City founder George D. Whitcomb played a crucial role in bringing rail to Glendora, leveraging his connections with the railroad industry to successfully lobby for the rail line to run north of the South Hills, where it would better serve Glendora's newly established town center rather than the more southerly Charter Oak area as was originally planned.

Between 1907 and 1951, Glendora was also served by the Pacific Electric Railway's Monrovia–Glendora Line, providing regular passenger service connecting downtown Glendora (now known as “The Village”) to the Pacific Electric Building at Sixth and Main in Downtown Los Angeles. After the discontinuation of Pacific Electric passenger service on September 30, 1951, Glendora was without passenger rail service for over seven decades.
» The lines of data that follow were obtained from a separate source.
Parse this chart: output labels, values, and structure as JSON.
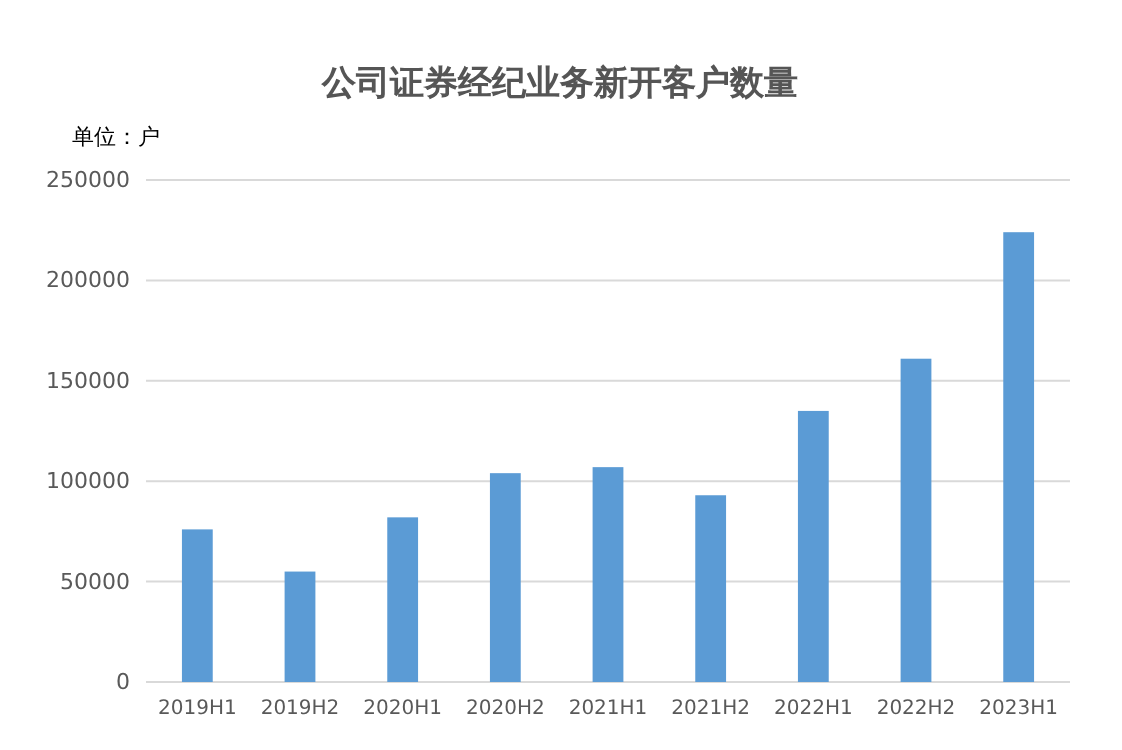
{
  "chart_data": {
    "type": "bar",
    "title": "公司证券经纪业务新开客户数量",
    "subtitle": "单位：户",
    "categories": [
      "2019H1",
      "2019H2",
      "2020H1",
      "2020H2",
      "2021H1",
      "2021H2",
      "2022H1",
      "2022H2",
      "2023H1"
    ],
    "values": [
      76000,
      55000,
      82000,
      104000,
      107000,
      93000,
      135000,
      161000,
      224000
    ],
    "color": "#5b9bd5",
    "ylim": [
      0,
      250000
    ],
    "yticks": [
      0,
      50000,
      100000,
      150000,
      200000,
      250000
    ],
    "grid": "y"
  }
}
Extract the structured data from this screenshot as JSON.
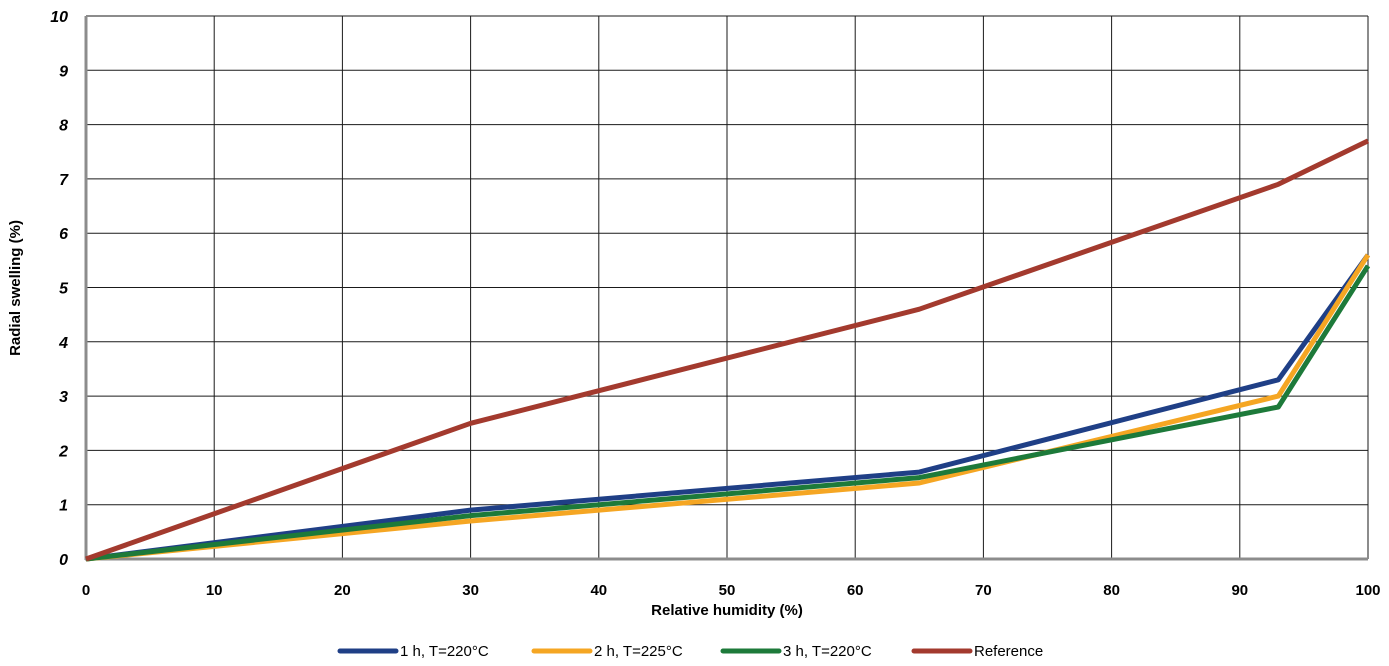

=== Original station (1887–1962) ===
The original Glendora station of the Los Angeles and San Gabriel Valley Railroad, later part of the Atchison, Topeka and Santa Fe Railway, opened in May 1887. It became a critical factor in Glendora's early economic growth and community development. In the 1940s, the Victorian station was rebuilt in a Streamline Moderne architectural style (similar in appearance to the still-standing historic Azusa depot), reflecting contemporary trends, such as the decline of passenger service in favor of cargo shipments, including from Glendora's agriculture industry. However, by the mid-1950s, the need for freight also declined as Glendora's citrus groves gave way to new suburban housing developments. With the popularity of cars and the local citrus industry on the wane, the Santa Fe Railroad stopped serving Glendora in 1960. The original station was fully decommissioned and demolished in 1962.

===Artwork===
Public artwork includes Glendora Home: A Slice of Sunshine (2025), by Michael Hillman. Eight large-scale oval columns are located on the platform and two at each of the station entry plazas. The columns are embellished with glass tiles in brilliant colors. Themes depicted include citrus, the foothills, water, irrigation, the bougainvillea plant, and the local brodiaea filifolia flower.